Wednesday, April 02, 2008

Sir Percy Harris

The Parliament website has a short biography of Sir Percy Harris, who was Matthew Taylor's great-grandfather:

Harris; Sir; Percy, Alfred (1876-1952); 1st baronet, politician

Sir Percy Harris was educated at Harrow and at Trinity Hall, Cambridge. He was called to the bar by the Middle Temple, but never practised. Instead, he was for some years engaged in the prosperous wholesale and manufacturing firm of Bing, Harris, which his father had founded in New Zealand. Harris first helped to look after the London office, then spent three years in New Zealand. His lifelong interest in that country found expression in his book 'New Zealand and its Politics' (1909).
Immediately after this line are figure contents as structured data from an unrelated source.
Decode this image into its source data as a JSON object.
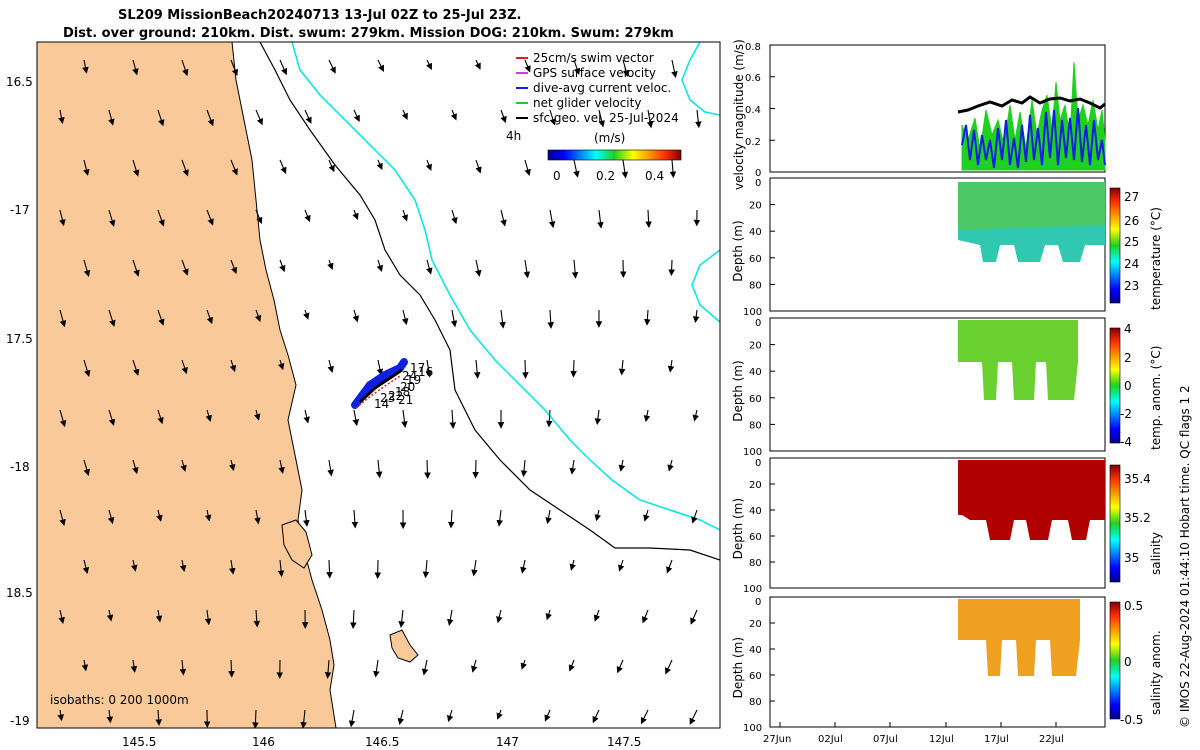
{
  "title": {
    "line1": "SL209 MissionBeach20240713 13-Jul 02Z to 25-Jul 23Z.",
    "line2": "Dist. over ground: 210km. Dist. swum: 279km. Mission DOG: 210km. Swum: 279km"
  },
  "map": {
    "lat_ticks": [
      "16.5",
      "-17",
      "17.5",
      "-18",
      "18.5",
      "-19"
    ],
    "lon_ticks": [
      "145.5",
      "146",
      "146.5",
      "147",
      "147.5"
    ],
    "legend": [
      {
        "label": "25cm/s swim vector",
        "color": "#e02020"
      },
      {
        "label": "GPS surface velocity",
        "color": "#d040d0"
      },
      {
        "label": "dive-avg current veloc.",
        "color": "#1020e0"
      },
      {
        "label": "net glider velocity",
        "color": "#20d020"
      },
      {
        "label": "sfc geo. vel. 25-Jul-2024",
        "color": "#000000"
      }
    ],
    "colorbar": {
      "unit": "(m/s)",
      "ticks": [
        "0",
        "0.2",
        "0.4"
      ]
    },
    "label_4h": "4h",
    "isobaths": "isobaths: 0   200  1000m",
    "track_labels": [
      "17",
      "16",
      "24",
      "19",
      "20",
      "18",
      "21",
      "14",
      "23",
      "22"
    ],
    "land_color": "#f9c99a",
    "isobath_color": "#00e5e5"
  },
  "panels": {
    "velocity": {
      "ylabel": "velocity magnitude (m/s)",
      "yticks": [
        "0",
        "0.2",
        "0.4",
        "0.6",
        "0.8"
      ]
    },
    "depth_ylabel": "Depth (m)",
    "depth_ticks": [
      "0",
      "20",
      "40",
      "60",
      "80",
      "100"
    ],
    "temp": {
      "cbar_label": "temperature (°C)",
      "cbar_ticks": [
        "27",
        "26",
        "25",
        "24",
        "23"
      ]
    },
    "temp_anom": {
      "cbar_label": "temp. anom. (°C)",
      "cbar_ticks": [
        "4",
        "2",
        "0",
        "-2",
        "-4"
      ]
    },
    "salinity": {
      "cbar_label": "salinity",
      "cbar_ticks": [
        "35.4",
        "35.2",
        "35"
      ]
    },
    "sal_anom": {
      "cbar_label": "salinity anom.",
      "cbar_ticks": [
        "0.5",
        "0",
        "-0.5"
      ]
    },
    "x_ticks": [
      "27Jun",
      "02Jul",
      "07Jul",
      "12Jul",
      "17Jul",
      "22Jul"
    ]
  },
  "credit": "© IMOS 22-Aug-2024 01:44:10 Hobart time. QC flags 1  2"
}
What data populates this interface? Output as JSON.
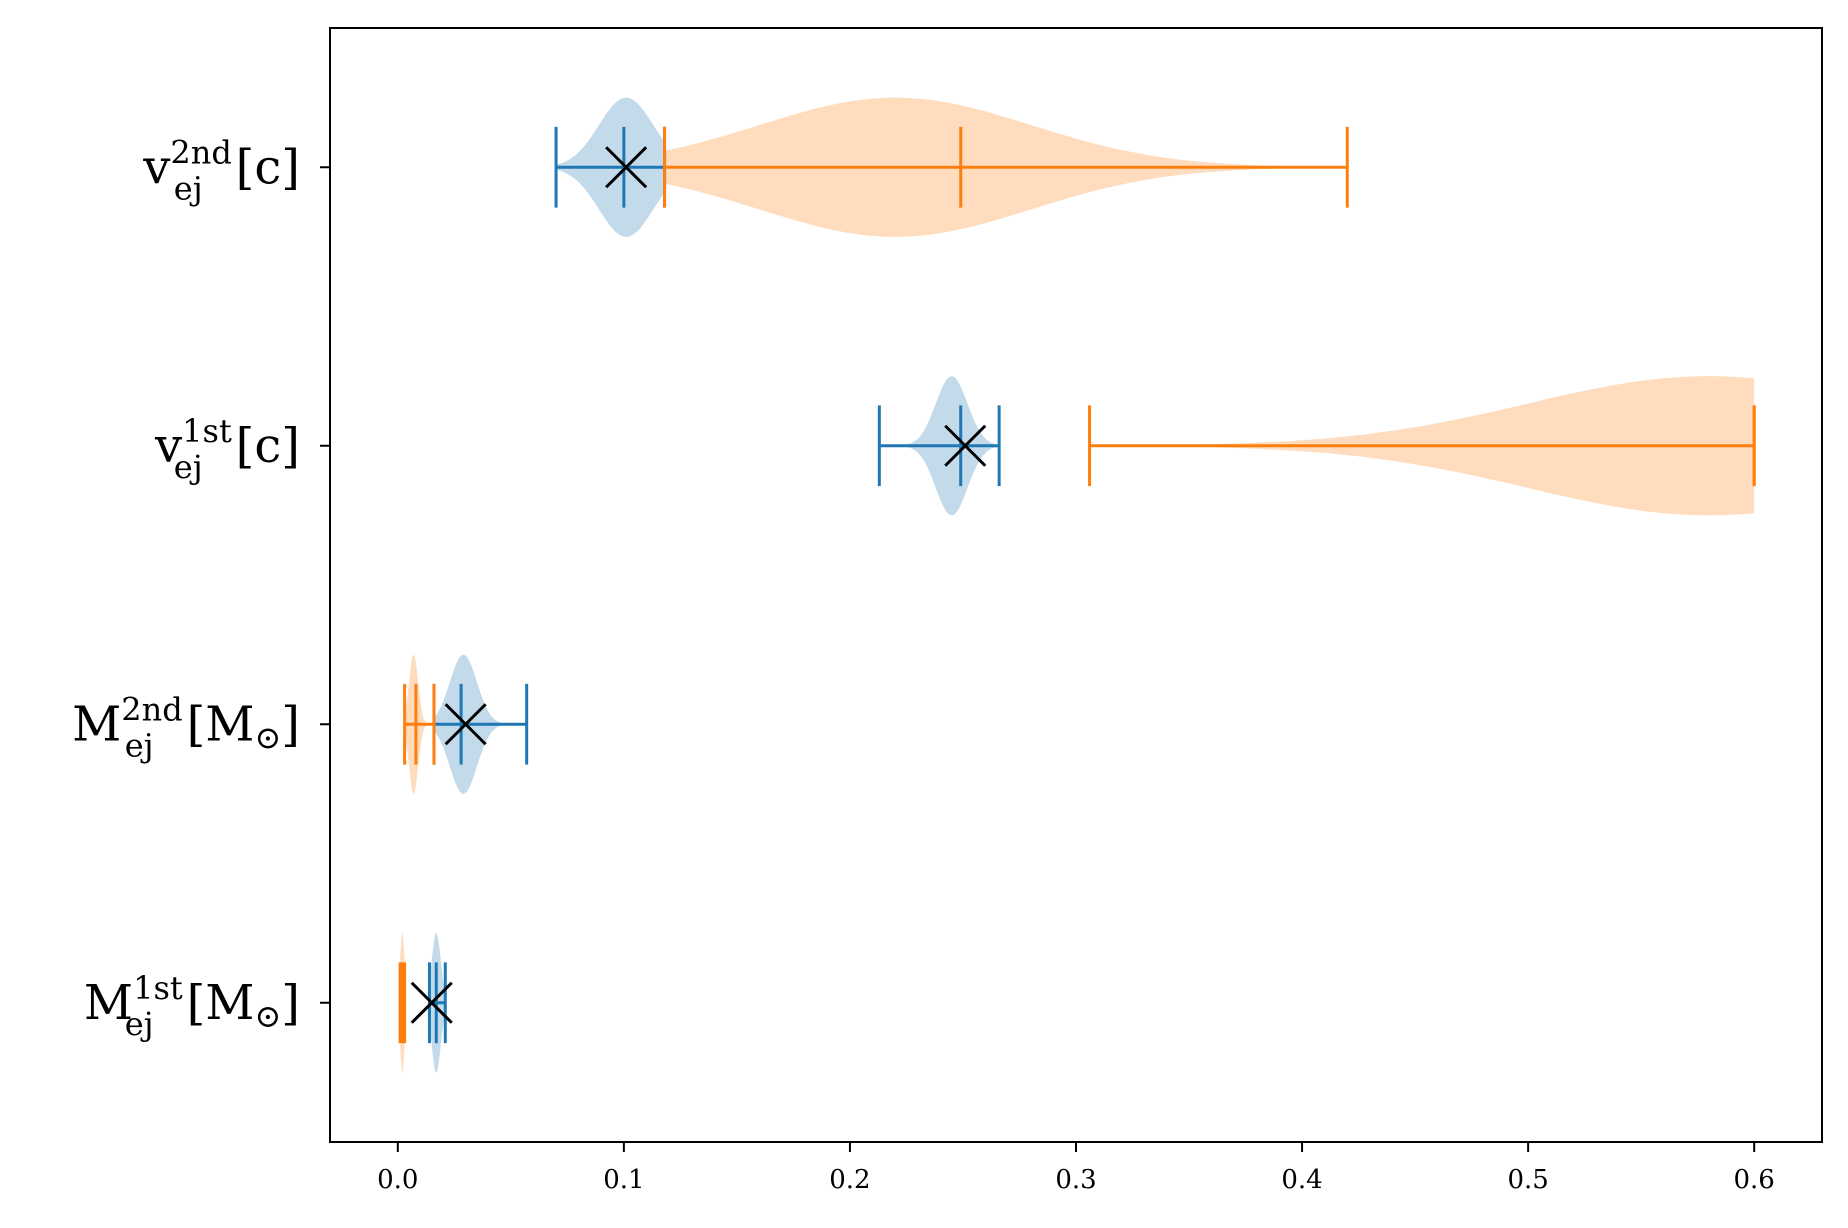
{
  "chart_data": {
    "type": "violin",
    "orientation": "horizontal",
    "title": "",
    "xlabel": "",
    "ylabel": "",
    "xlim": [
      -0.03,
      0.63
    ],
    "x_ticks": [
      0.0,
      0.1,
      0.2,
      0.3,
      0.4,
      0.5,
      0.6
    ],
    "x_tick_labels": [
      "0.0",
      "0.1",
      "0.2",
      "0.3",
      "0.4",
      "0.5",
      "0.6"
    ],
    "grid": false,
    "categories": [
      {
        "main": "M",
        "sub": "ej",
        "sup": "1st",
        "unit": "[M",
        "unit_sub": "⊙",
        "unit_close": "]"
      },
      {
        "main": "M",
        "sub": "ej",
        "sup": "2nd",
        "unit": "[M",
        "unit_sub": "⊙",
        "unit_close": "]"
      },
      {
        "main": "v",
        "sub": "ej",
        "sup": "1st",
        "unit": "[c]",
        "unit_sub": "",
        "unit_close": ""
      },
      {
        "main": "v",
        "sub": "ej",
        "sup": "2nd",
        "unit": "[c]",
        "unit_sub": "",
        "unit_close": ""
      }
    ],
    "series": [
      {
        "color": "#1f77b4",
        "fill": "#b9d3e8",
        "violins": [
          {
            "min": 0.014,
            "median": 0.017,
            "max": 0.021,
            "peak": 0.017,
            "spread": 0.002,
            "max_width": 0.25
          },
          {
            "min": 0.016,
            "median": 0.028,
            "max": 0.057,
            "peak": 0.029,
            "spread": 0.006,
            "max_width": 0.25
          },
          {
            "min": 0.213,
            "median": 0.249,
            "max": 0.266,
            "peak": 0.245,
            "spread": 0.007,
            "max_width": 0.25
          },
          {
            "min": 0.07,
            "median": 0.1,
            "max": 0.118,
            "peak": 0.101,
            "spread": 0.012,
            "max_width": 0.25
          }
        ]
      },
      {
        "color": "#ff7f0e",
        "fill": "#fed6b2",
        "violins": [
          {
            "min": 0.001,
            "median": 0.002,
            "max": 0.003,
            "peak": 0.002,
            "spread": 0.001,
            "max_width": 0.25
          },
          {
            "min": 0.003,
            "median": 0.008,
            "max": 0.016,
            "peak": 0.007,
            "spread": 0.002,
            "max_width": 0.25
          },
          {
            "min": 0.306,
            "median": 0.6,
            "max": 0.6,
            "peak": 0.58,
            "spread": 0.08,
            "max_width": 0.25
          },
          {
            "min": 0.118,
            "median": 0.249,
            "max": 0.42,
            "peak": 0.22,
            "spread": 0.06,
            "max_width": 0.25
          }
        ]
      }
    ],
    "markers": {
      "symbol": "×",
      "color": "#000000",
      "values": [
        0.015,
        0.03,
        0.251,
        0.101
      ]
    }
  }
}
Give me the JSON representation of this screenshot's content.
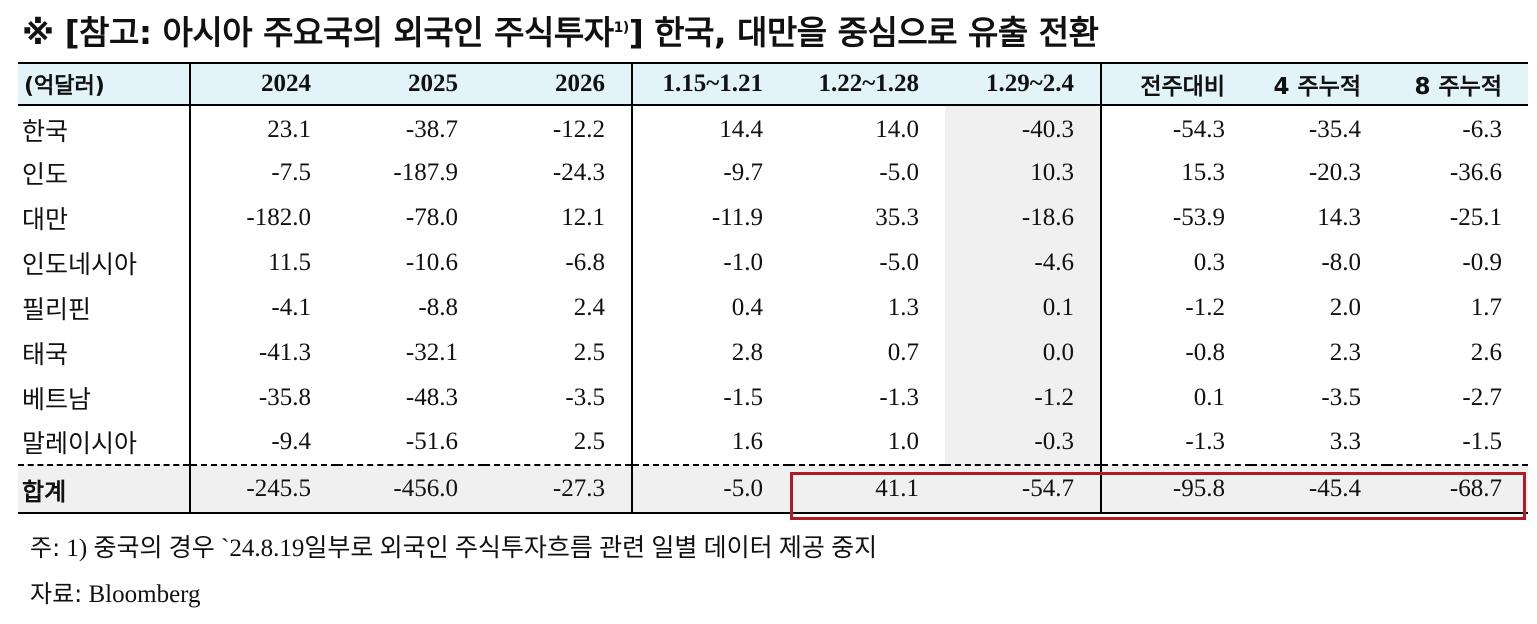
{
  "title": {
    "main": "※ [참고: 아시아 주요국의 외국인 주식투자",
    "sup": "1)",
    "rest": "] 한국, 대만을 중심으로 유출 전환"
  },
  "table": {
    "unit_label": "(억달러)",
    "headers": [
      "2024",
      "2025",
      "2026",
      "1.15~1.21",
      "1.22~1.28",
      "1.29~2.4",
      "전주대비",
      "4 주누적",
      "8 주누적"
    ],
    "rows": [
      {
        "name": "한국",
        "values": [
          "23.1",
          "-38.7",
          "-12.2",
          "14.4",
          "14.0",
          "-40.3",
          "-54.3",
          "-35.4",
          "-6.3"
        ]
      },
      {
        "name": "인도",
        "values": [
          "-7.5",
          "-187.9",
          "-24.3",
          "-9.7",
          "-5.0",
          "10.3",
          "15.3",
          "-20.3",
          "-36.6"
        ]
      },
      {
        "name": "대만",
        "values": [
          "-182.0",
          "-78.0",
          "12.1",
          "-11.9",
          "35.3",
          "-18.6",
          "-53.9",
          "14.3",
          "-25.1"
        ]
      },
      {
        "name": "인도네시아",
        "values": [
          "11.5",
          "-10.6",
          "-6.8",
          "-1.0",
          "-5.0",
          "-4.6",
          "0.3",
          "-8.0",
          "-0.9"
        ]
      },
      {
        "name": "필리핀",
        "values": [
          "-4.1",
          "-8.8",
          "2.4",
          "0.4",
          "1.3",
          "0.1",
          "-1.2",
          "2.0",
          "1.7"
        ]
      },
      {
        "name": "태국",
        "values": [
          "-41.3",
          "-32.1",
          "2.5",
          "2.8",
          "0.7",
          "0.0",
          "-0.8",
          "2.3",
          "2.6"
        ]
      },
      {
        "name": "베트남",
        "values": [
          "-35.8",
          "-48.3",
          "-3.5",
          "-1.5",
          "-1.3",
          "-1.2",
          "0.1",
          "-3.5",
          "-2.7"
        ]
      },
      {
        "name": "말레이시아",
        "values": [
          "-9.4",
          "-51.6",
          "2.5",
          "1.6",
          "1.0",
          "-0.3",
          "-1.3",
          "3.3",
          "-1.5"
        ]
      }
    ],
    "total": {
      "name": "합계",
      "values": [
        "-245.5",
        "-456.0",
        "-27.3",
        "-5.0",
        "41.1",
        "-54.7",
        "-95.8",
        "-45.4",
        "-68.7"
      ]
    }
  },
  "notes": {
    "note1_prefix": "주:",
    "note1_text": " 1) 중국의 경우 `24.8.19일부로 외국인 주식투자흐름 관련 일별 데이터 제공 중지",
    "source_prefix": "자료:",
    "source_text": " Bloomberg"
  },
  "colors": {
    "header_bg": "#e3f4f8",
    "shade": "#f0f0f0",
    "highlight_border": "#b01c24"
  }
}
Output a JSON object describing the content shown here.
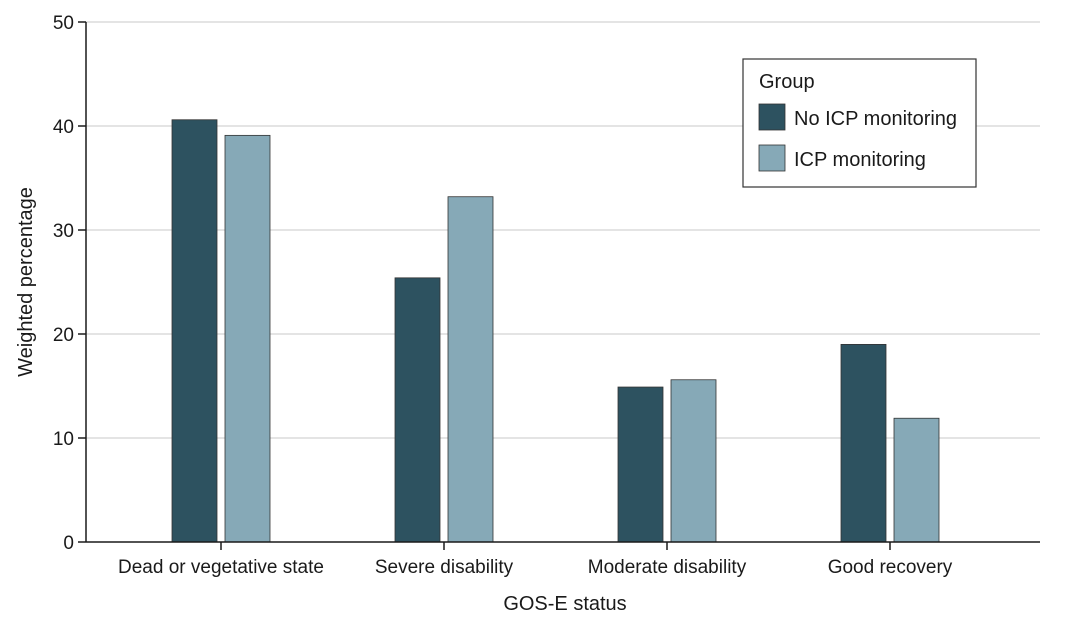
{
  "chart_data": {
    "type": "bar",
    "categories": [
      "Dead or vegetative state",
      "Severe disability",
      "Moderate disability",
      "Good recovery"
    ],
    "series": [
      {
        "name": "No ICP monitoring",
        "values": [
          40.6,
          25.4,
          14.9,
          19.0
        ],
        "color": "#2d5260"
      },
      {
        "name": "ICP monitoring",
        "values": [
          39.1,
          33.2,
          15.6,
          11.9
        ],
        "color": "#86a9b7"
      }
    ],
    "xlabel": "GOS-E status",
    "ylabel": "Weighted percentage",
    "ylim": [
      0,
      50
    ],
    "yticks": [
      0,
      10,
      20,
      30,
      40,
      50
    ],
    "grid": true,
    "legend": {
      "title": "Group",
      "position": "top-right"
    }
  }
}
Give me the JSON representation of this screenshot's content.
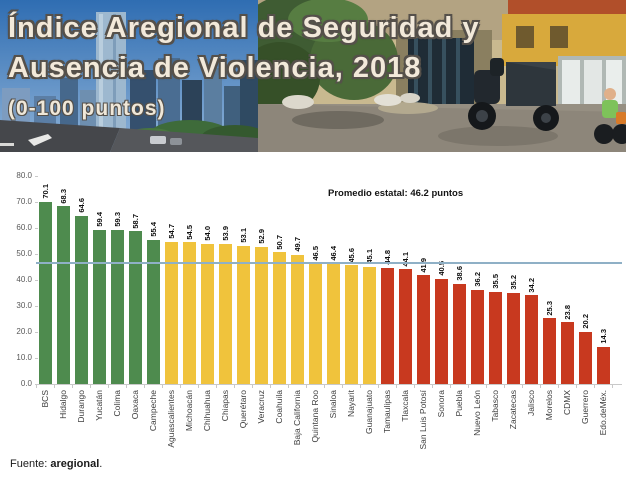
{
  "header": {
    "title_line1": "Índice Aregional de Seguridad y",
    "title_line2": "Ausencia de Violencia, 2018",
    "subtitle": "(0-100 puntos)"
  },
  "chart_data": {
    "type": "bar",
    "title": "Índice Aregional de Seguridad y Ausencia de Violencia, 2018 (0-100 puntos)",
    "xlabel": "",
    "ylabel": "",
    "ylim": [
      0,
      80
    ],
    "yticks": [
      "80.0",
      "70.0",
      "60.0",
      "50.0",
      "40.0",
      "30.0",
      "20.0",
      "10.0",
      "0.0"
    ],
    "grid": false,
    "categories": [
      "BCS",
      "Hidalgo",
      "Durango",
      "Yucatán",
      "Colima",
      "Oaxaca",
      "Campeche",
      "Aguascalientes",
      "Michoacán",
      "Chihuahua",
      "Chiapas",
      "Querétaro",
      "Veracruz",
      "Coahuila",
      "Baja California",
      "Quintana Roo",
      "Sinaloa",
      "Nayarit",
      "Guanajuato",
      "Tamaulipas",
      "Tlaxcala",
      "San Luis Potosí",
      "Sonora",
      "Puebla",
      "Nuevo León",
      "Tabasco",
      "Zacatecas",
      "Jalisco",
      "Morelos",
      "CDMX",
      "Guerrero",
      "Edo.deMéx."
    ],
    "values": [
      70.1,
      68.3,
      64.6,
      59.4,
      59.3,
      58.7,
      55.4,
      54.7,
      54.5,
      54.0,
      53.9,
      53.1,
      52.9,
      50.7,
      49.7,
      46.5,
      46.4,
      45.6,
      45.1,
      44.8,
      44.1,
      41.9,
      40.5,
      38.6,
      36.2,
      35.5,
      35.2,
      34.2,
      25.3,
      23.8,
      20.2,
      14.3
    ],
    "bar_groups": [
      "green",
      "green",
      "green",
      "green",
      "green",
      "green",
      "green",
      "yellow",
      "yellow",
      "yellow",
      "yellow",
      "yellow",
      "yellow",
      "yellow",
      "yellow",
      "yellow",
      "yellow",
      "yellow",
      "yellow",
      "red",
      "red",
      "red",
      "red",
      "red",
      "red",
      "red",
      "red",
      "red",
      "red",
      "red",
      "red",
      "red"
    ],
    "group_colors": {
      "green": "#4e8b4e",
      "yellow": "#f0c33c",
      "red": "#c8391f"
    },
    "average_line": {
      "value": 46.2,
      "label": "Promedio estatal: 46.2 puntos",
      "color": "#8fb0c6"
    },
    "legend": null
  },
  "footer": {
    "source_prefix": "Fuente: ",
    "source_bold": "aregional",
    "source_suffix": "."
  }
}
Harris returned to England in 1903. From then on, his main interest was in politics, where he took his stand firmly on the Liberal side. In 1907 he was elected a Progressive (Liberal) member of the London County Council for South-West Bethnal Green. He played an important part in the work of the Council, becoming chief Progressive whip in 1912 and deputy chairman in 1915-16. His book 'London and its Government' (1913, rewritten 1931) was considered a standard work of its kind.

Harris entered Parliament at a by-election at Market Harborough in 1916. His main work in the short remainder of the wartime Parliament was as a member of the select committee on national expenditure. In the election which followed the armistice in 1918 he suffered for his loyalty to Asquith, and the refusal of the "coupon" by the coalition leaders was sufficient to ensure his defeat.

In 1922 Harris returned to Parliament as member for South-West Bethnal Green. He was created a baronet in 1932; was chief Liberal whip in 1935-45; and in 1940, on Winston Churchill's recommendation, was sworn of the Privy Council. Harris held Bethnal Green in six successive general elections; for years his constituency was the only Liberal seat in or within a hundred miles of London.

You can also find photographs of the old boy here and here.

1 comment:

asquith said...

I remember him. I used to go out drinking with him in the 1910s.